The issues surrounding the policy of “Don’t Ask, Don’t Tell” can be reduced down to two polarized mindsets in society: those who are anti-gay and those who are gay or are pro-gay. This black and white separation is based on the idea that being gay is either inherently deviant, wrong and should not be tolerated at all; or that being gay is a state of being that should never cause people to be mistreated, discriminated against or lose the rights that everyone else has.
A more realistic separation includes those who are not gay, but who will fight for everyone, regardless of sexual orientation, to live full lives and to have the same rights and opportunities in life as every other citizen. There is a larger group of Americans who support and have acceptance of their gay friends, family, co workers and neighbors, but the smaller group of virulently anti-gay Americans seem to have more power.
Thus, the cute trick of seeming to do something to help gays stay in the military while actually doing nothing at all would inevitably lead to calls for ending the “DADT” policy and allowing full acceptance of gays in military duty and life. But there are three problems.
First, the military can be an overall quite conservative institution and segment of the population. This does not mean that they are all merely politically conservative, but there is a social conservatism, too. There is enormous pressure in the military to associate “good order and discipline” with promoting nuclear family structures, traditional religions, heterosexual relations and the institution of marriage between only one man and one woman. Even couples or individuals who have children outside of marriage or who have mixed officer/enlisted relationships can be given plenty of trouble.
But gays have been in the military since the first military ever existed! This is a fact that belies the militarist’s external appearance of overwhelming conservatism and homophobia in social and political values.
Many gays and lesbians have been tolerated in the US military, have been given great advantages and not always in fairness. Many have even racially discriminated or were key players in making officially discriminatory policies against women and other minorities. As a result, the idea of a universally hostile and delicate military environment that has no tolerance for gays and lesbians is a great myth.
The source of the problems with ending DADT lies in the general society.

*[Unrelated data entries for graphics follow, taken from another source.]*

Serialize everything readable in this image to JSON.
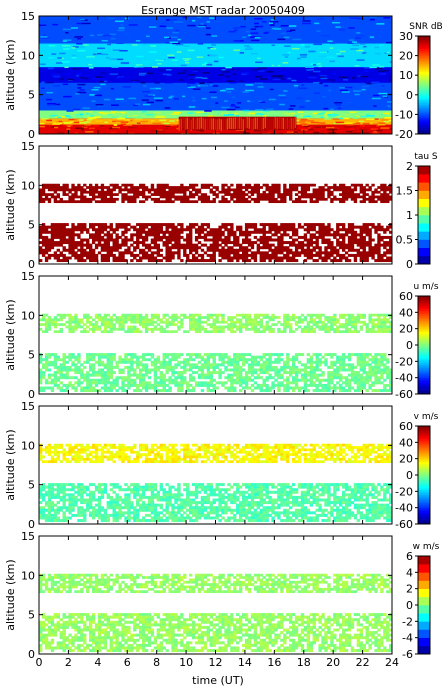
{
  "figure": {
    "title": "Esrange MST radar 20050409",
    "xlabel": "time (UT)",
    "x_ticks": [
      0,
      2,
      4,
      6,
      8,
      10,
      12,
      14,
      16,
      18,
      20,
      22,
      24
    ],
    "xlim": [
      0,
      24
    ]
  },
  "chart_data": [
    {
      "type": "heatmap",
      "name": "snr",
      "ylabel": "altitude (km)",
      "ylim": [
        0,
        15
      ],
      "y_ticks": [
        0,
        5,
        10,
        15
      ],
      "colorbar": {
        "label": "SNR dB",
        "range": [
          -20,
          30
        ],
        "ticks": [
          -20,
          -10,
          0,
          10,
          20,
          30
        ]
      },
      "colormap": "jet",
      "layers": [
        {
          "altitude": [
            0,
            1.2
          ],
          "value": 25
        },
        {
          "altitude": [
            1.2,
            2
          ],
          "value": 15
        },
        {
          "altitude": [
            2,
            3
          ],
          "value": 5
        },
        {
          "altitude": [
            3,
            6.5
          ],
          "value": -10
        },
        {
          "altitude": [
            6.5,
            8.5
          ],
          "value": -15
        },
        {
          "altitude": [
            8.5,
            11.5
          ],
          "value": -3
        },
        {
          "altitude": [
            11.5,
            15
          ],
          "value": -10
        }
      ],
      "features": [
        {
          "time": [
            9.5,
            17.5
          ],
          "altitude": [
            0.5,
            2.2
          ],
          "value": 28
        }
      ]
    },
    {
      "type": "heatmap",
      "name": "tau",
      "ylabel": "altitude (km)",
      "ylim": [
        0,
        15
      ],
      "y_ticks": [
        0,
        5,
        10,
        15
      ],
      "colorbar": {
        "label": "tau S",
        "range": [
          0,
          2
        ],
        "ticks": [
          0,
          0.5,
          1,
          1.5,
          2
        ]
      },
      "colormap": "jet-stepped",
      "layers": [
        {
          "altitude": [
            7.8,
            10.2
          ],
          "value": 1.95
        },
        {
          "altitude": [
            0.3,
            5.2
          ],
          "value": 1.95
        }
      ]
    },
    {
      "type": "heatmap",
      "name": "u",
      "ylabel": "altitude (km)",
      "ylim": [
        0,
        15
      ],
      "y_ticks": [
        0,
        5,
        10,
        15
      ],
      "colorbar": {
        "label": "u m/s",
        "range": [
          -60,
          60
        ],
        "ticks": [
          -60,
          -40,
          -20,
          0,
          20,
          40,
          60
        ]
      },
      "colormap": "jet",
      "layers": [
        {
          "altitude": [
            7.8,
            10.2
          ],
          "value": 2
        },
        {
          "altitude": [
            0.3,
            5.2
          ],
          "value": -2
        }
      ]
    },
    {
      "type": "heatmap",
      "name": "v",
      "ylabel": "altitude (km)",
      "ylim": [
        0,
        15
      ],
      "y_ticks": [
        0,
        5,
        10,
        15
      ],
      "colorbar": {
        "label": "v m/s",
        "range": [
          -60,
          60
        ],
        "ticks": [
          -60,
          -40,
          -20,
          0,
          20,
          40,
          60
        ]
      },
      "colormap": "jet",
      "layers": [
        {
          "altitude": [
            7.8,
            10.2
          ],
          "value": 15
        },
        {
          "altitude": [
            0.3,
            5.2
          ],
          "value": -5
        }
      ]
    },
    {
      "type": "heatmap",
      "name": "w",
      "ylabel": "altitude (km)",
      "ylim": [
        0,
        15
      ],
      "y_ticks": [
        0,
        5,
        10,
        15
      ],
      "colorbar": {
        "label": "w m/s",
        "range": [
          -6,
          6
        ],
        "ticks": [
          -6,
          -4,
          -2,
          0,
          2,
          4,
          6
        ]
      },
      "colormap": "jet-stepped",
      "layers": [
        {
          "altitude": [
            7.8,
            10.2
          ],
          "value": 0.3
        },
        {
          "altitude": [
            0.3,
            5.2
          ],
          "value": 0.3
        }
      ]
    }
  ]
}
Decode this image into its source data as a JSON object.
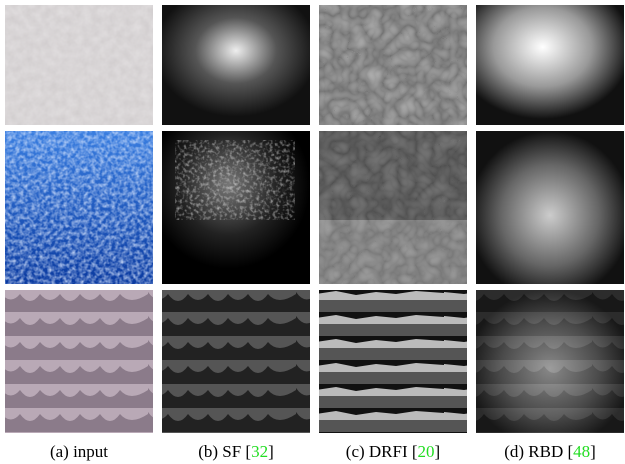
{
  "captions": [
    {
      "text": "(a) input"
    },
    {
      "text": "(b) SF [",
      "ref": "32",
      "end": "]"
    },
    {
      "text": "(c) DRFI [",
      "ref": "20",
      "end": "]"
    },
    {
      "text": "(d) RBD [",
      "ref": "48",
      "end": "]"
    }
  ]
}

When all 50 states cannot even agree on gay and lesbian anti discrimination law or on legalizing gay marriage, then the military can do nothing to institute something that the general society will not institute. And even after African American soldiers were given more rights and opportunities, virulent and overt racism persisted and is even having a resurgence today, just as racism is on the rise in general American society.
The source of the problems with full acceptance of gays in the military lie in Congress, which has repeatedly failed and refused to enact laws that give permanent and lasting equal rights and opportunities to gays and lesbians in the military.
The President can issue all of the executive orders that he wants to, but there are entrenched anti-gay powers who will challenge that executive order immediately, or the next president can rescind it, immediately plunging gay and lesbian soldiers back into the dark ages of an anti gay military.
The source of the problems lie in the Supreme court, already an extremist right-wing court that has not been seen in any recent history. This court has demonstrated a propensity for going beyond its powers to interfere with state’s rights, as with the Gore-Bush Florida election case and to write law, as with giving the Corporation the rights that the citizens do not even have: to give unlimited money to political campaigns.
The Supreme Court, as it is composed now is expected, without wasting time, to override any military gay tolerance law written by Congress or any such executive order written by the President.
As a result, the most important issue surrounding getting full rights and acceptance of gays in the military lies in the power of those who do not want gays and lesbians to serve in the US military. Whether those powers represent a definitive minority of unelected Americans or not, they seem to be able to make the nation’s decisions and to convince the voting public to carry out their wishes.
The greatest fear should be that such political entities will get enough of themselves into power to end even “DADT” and to cause a pogrom against gays that have managed to serve under even that limited amount of protection.